Si era messo a nudo di fronte alla Bestia, per la prima volta, presentandole tutte le debolezze che per anni aveva tentato di celare. Si vergognava così tanto, a comportarsi in una maniera così infantile di fronte alla gloria del suo Dio, con il cervello che annegava tra mille pensieri negativi e peccaminosi che nemmeno lui stesso comprendeva. Detestava essere così fragile, talmente suscettibile alla pressione e all'amore che riservava segretamente, che tendeva a distruggerlo, a spezzarlo in due con prepotenza.

D'improvviso, naufragando in un mare infinito che ovattava i suoi sensi, riuscì a percepire un flebile sussurro, che, con l'avanzare del tempo, si rendeva sempre più chiaro e limpido, anche se le parole pronunciate si dimostravano a lui incomprensibili. Pareva quasi una formula magica, impossibile da crittografare ma palesemente dall'immenso influsso. Quella voce dal tono rassicurante, accorsa in suo aiuto all'insorgere dei suoi bisogni più tristi ed umani, si era ora limitata ad una sorta di affettuosa ma ossessiva cantilena, che tintinnava nella sua testa senza alcun timore.

Magari era solo l'effetto della droga. O forse, e il moro se lo augurava sinceramente, qualche presenza aveva seriamente deciso di consolarlo.
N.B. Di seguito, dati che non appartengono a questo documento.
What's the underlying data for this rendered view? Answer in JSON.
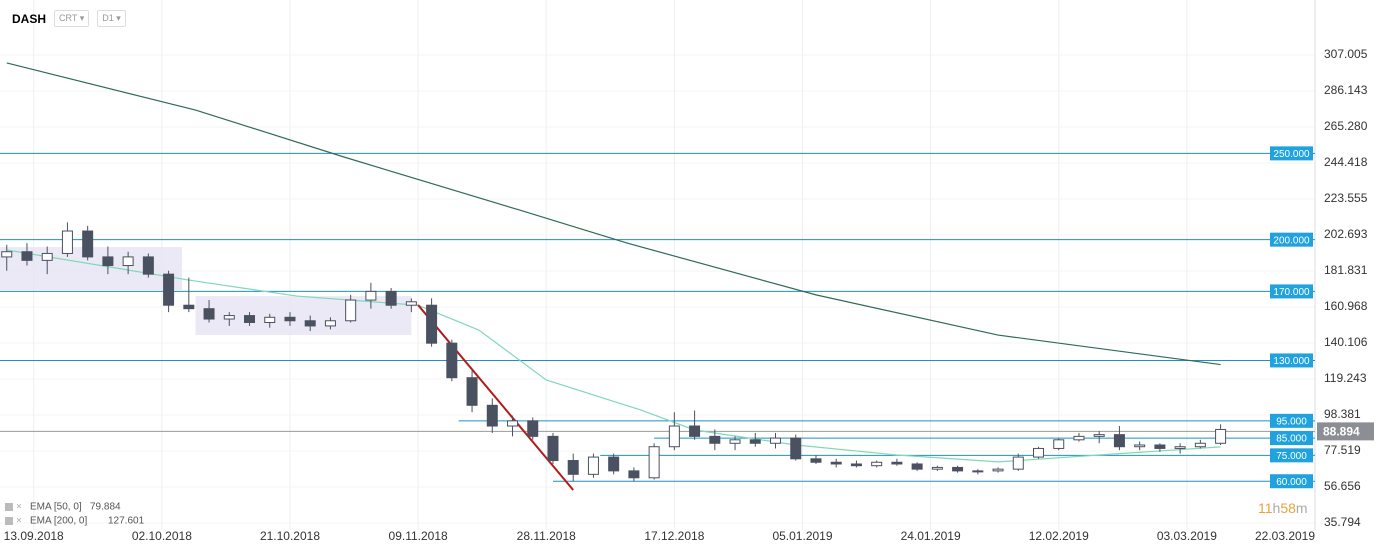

Così, cullato da quella dolce melodia che ebbe l'onore di ripresentarsi ripetutamente durante le settimane successive, trovò il coraggio di cercare una stabilità in sé, indipendentemente da quanto fosse scosso o da quanto fossero bagnate le sue guance, spegnendo con le dita umide la sua candela e rollando l'ennesima canna.

Alzò gli occhi al cielo, perso nel nulla più assoluto.

Voleva contemplare la morte di quel ragazzo in prima persona, gioirne, goderne, restare assuefatto da quelle immagini a vita. Quello stronzo meritava solo di sprofondare in un sonno eterno, con l'anima ed il corpo consumati, frantumati, sgretolati, allo stesso modo in cui, con un'indifferenza estremamente dolorosa, lui aveva consumato, frantumato, sgretolato il suo cuore.